Также значима работа с родственниками, которая также оказывается в эмоционально напряженной ситуации и им необходимы разъяснения процессуальных принципов, не раскрывая существо дела сверх минимума, с которым я могу их ознакомить. Впрочем, со всеми основными материалами дела их ознакомил адвокат по назначению, да и по личным контактам (в СК и ИДН есть одноклассницы родственников, которые охотно делились с ними подробностями).

На самой первой консультации я ей поставил задачу восстановить и обеспечить психологический контакт с мамой ее внучки — потерпевшей. Но, увы, желание защитить своего сына пересилило мои инструкции. Скандал с потерпевшими полностью разрушили возможность как-то компенсировать моральный вред и тем самым смягчить позицию обвинения. Впрочем, это случилось до моего входа в дело. что я не преминул подчеркнуть в суде на судебном допросе мамы потерпевшей.

Обычно эта составляющая часто остается «за кадром», но без нее невозможно обеспечить целостность и эффективность выбранной линии защиты.

Как я писал в одной из своих статей: «Почему “добровольные” признания почти никогда не бывают добровольными». Клиент — домашний, несудимый мужчина 40 лет — был сломлен.

Оперативная работа сделала своё: «Допрос — это всегда форма насилия. Дыба, кнут и раскалённые клещи остались в учебниках истории, но психологическое давление, усталость, дезориентация — никуда не делись». Он дал показания, которые стали фундаментом обвинения. А в камере на него тут же повесили клеймо, жить с которым невыносимо тяжело.

Первая задача: стать «нянькой».
Это не метафора. Подзащитный был подавлен, его версия событий скатывалась в обвинения дочери в «ЛГБТ-поведении» и прочую ерунду, которую я всеми силами пресекал. Моя работа началась не с кодексов, а с психологической поддержки.

Я ездил в СИЗО не только по процессуальной необходимости. Как я отмечал раньше, такие поездки — «чтобы вытереть сопли, объяснить, как себя вести в камере» — это отдельная часть работы, которую делает не каждый. Его мама героически таскала «грев» на пол-СИЗО: от сигарет до постельного белья. Мы стали для него единственной связью с адекватным миром.

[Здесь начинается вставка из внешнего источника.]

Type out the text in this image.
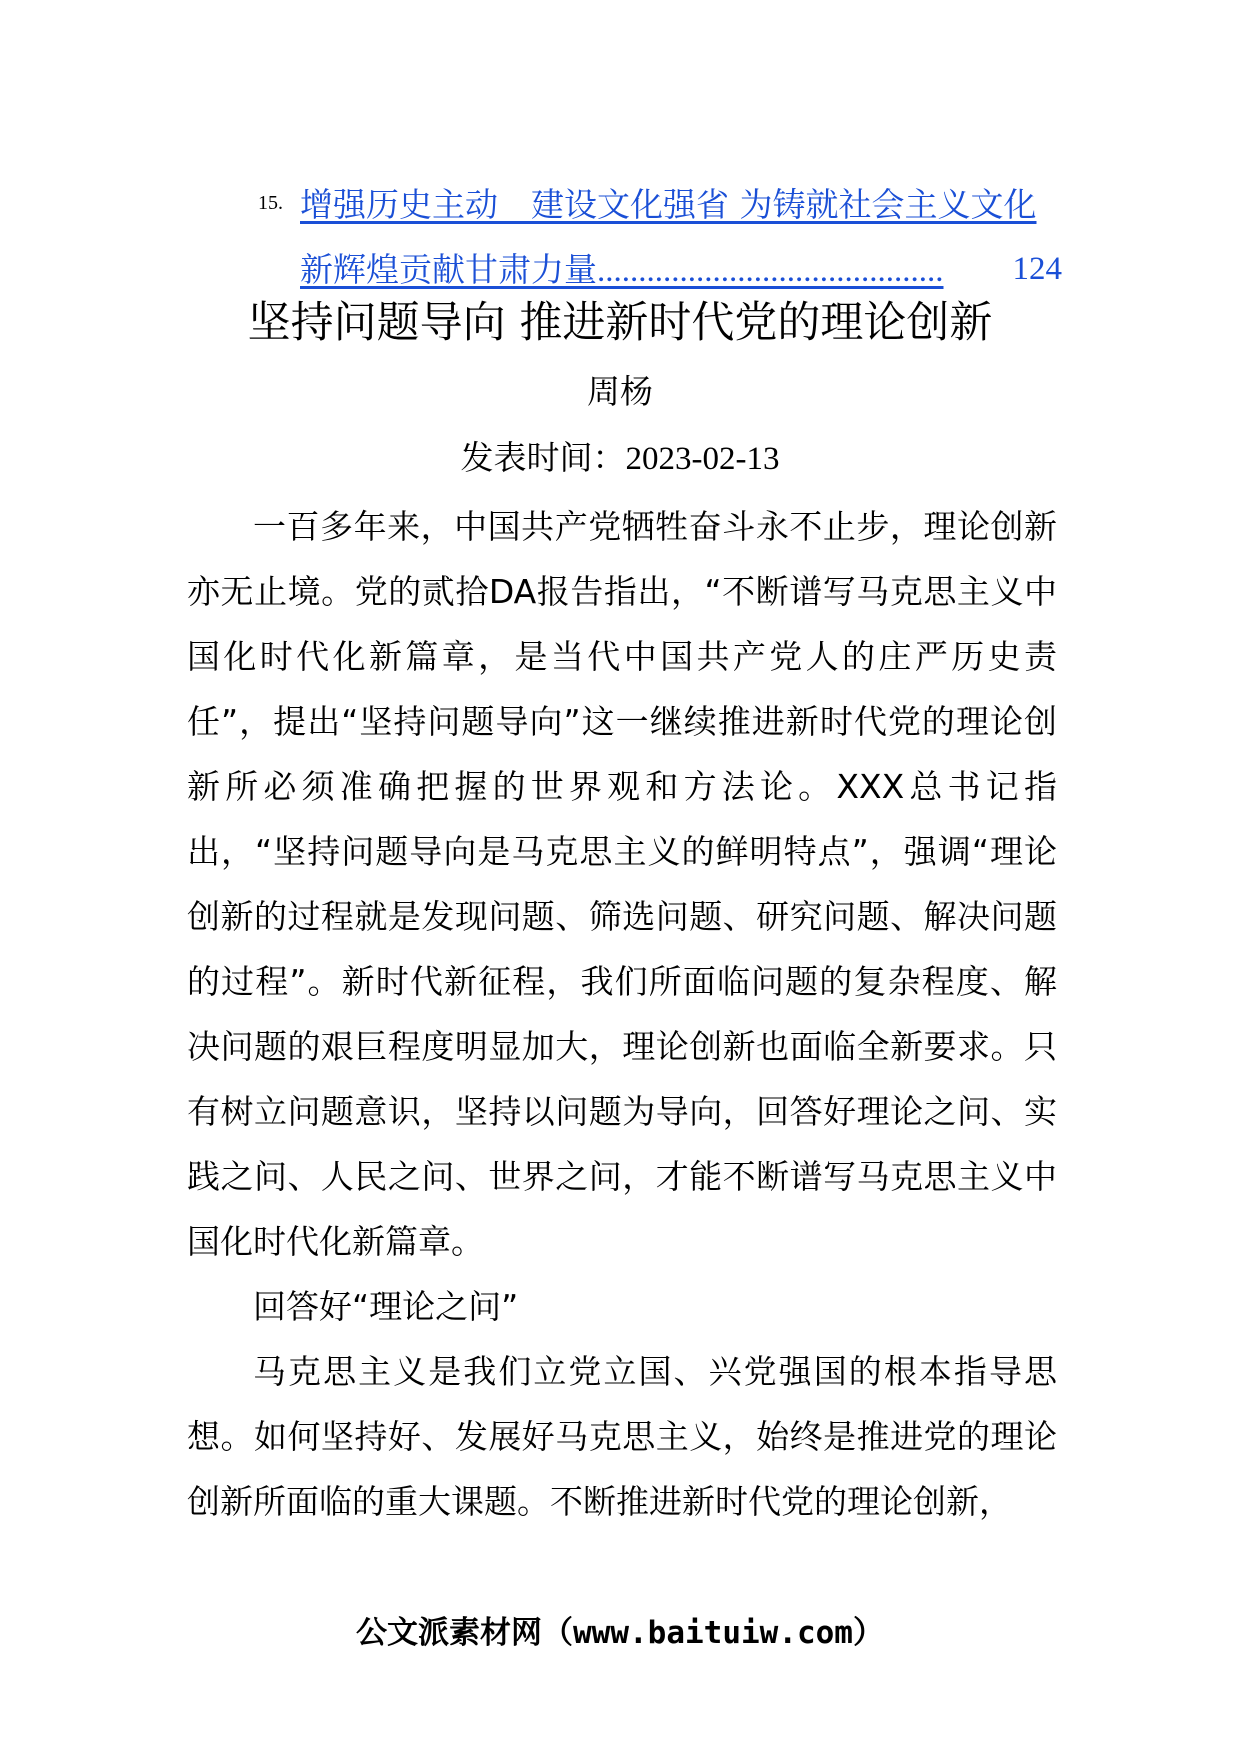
15. 增强历史主动　建设文化强省 为铸就社会主义文化
新辉煌贡献甘肃力量.......................................... 124
坚持问题导向 推进新时代党的理论创新
周杨
发表时间：2023-02-13

一百多年来，中国共产党牺牲奋斗永不止步，理论创新亦无止境。党的贰拾DA报告指出，“不断谱写马克思主义中国化时代化新篇章，是当代中国共产党人的庄严历史责任”，提出“坚持问题导向”这一继续推进新时代党的理论创新所必须准确把握的世界观和方法论。XXX总书记指出，“坚持问题导向是马克思主义的鲜明特点”，强调“理论创新的过程就是发现问题、筛选问题、研究问题、解决问题的过程”。新时代新征程，我们所面临问题的复杂程度、解决问题的艰巨程度明显加大，理论创新也面临全新要求。只有树立问题意识，坚持以问题为导向，回答好理论之问、实践之问、人民之问、世界之问，才能不断谱写马克思主义中国化时代化新篇章。

回答好“理论之问”

马克思主义是我们立党立国、兴党强国的根本指导思想。如何坚持好、发展好马克思主义，始终是推进党的理论创新所面临的重大课题。不断推进新时代党的理论创新，

公文派素材网（www.baituiw.com）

Вторая задача: выстроить тактику «сдерживания».
Когда обвинение имеет на руках признание и хочет «пожизненного», цель защиты — не выиграть всё (это иллюзия), а минимизировать ущерб. Не дать частному признанию стать доказательством по всем эпизодам. Не позволить квалификации катиться до ч.5 ст. 132 УК РФ.

Мы провели 11 полноценных судебных заседаний. Это не бюрократия. Это стратегия. Как я считаю, чем больше заседаний, тем глубже судья (несмотря на обвинительный уклон) вынужден вникать в дело, видеть его слабые стороны, сомневаться. Мы методично били:

1.По процессуальным нарушениям: допросы несовершеннолетних без видео, «отказы», оформленные задним числом, экспертизы «ни о чем».

2.По вопиющим противоречиям в поведении второй потерпевшей (десятки её звонков подсудимому после «изнасилования»).

3.По полному отсутствию вещдоков по «порнографии» (ст. 242 УК РФ).

Третья задача: вести за руку.
Перед каждым заседанием — подробный инструктаж: что будет, как себя вести, что говорить. После — разбор полётов. Я запрещал ему любую «самодеятельность», о опасности которой писал: «Ваши записи и объяснения могут быть восприняты как отсутствие раскаяния или попытка переложить вину… Позиция разрушена -  наказание приближается к максимуму».

Он научился отвечать только на вопросы, не растекаясь в оправданиях. Хотя да, в последнем слове сам себе добавил несколько лет срока, скатившись в свои рассуждения. Я даже демонстративно обернулся на него, он понял «Мне надо заканчивать?», но все таки продолжил... 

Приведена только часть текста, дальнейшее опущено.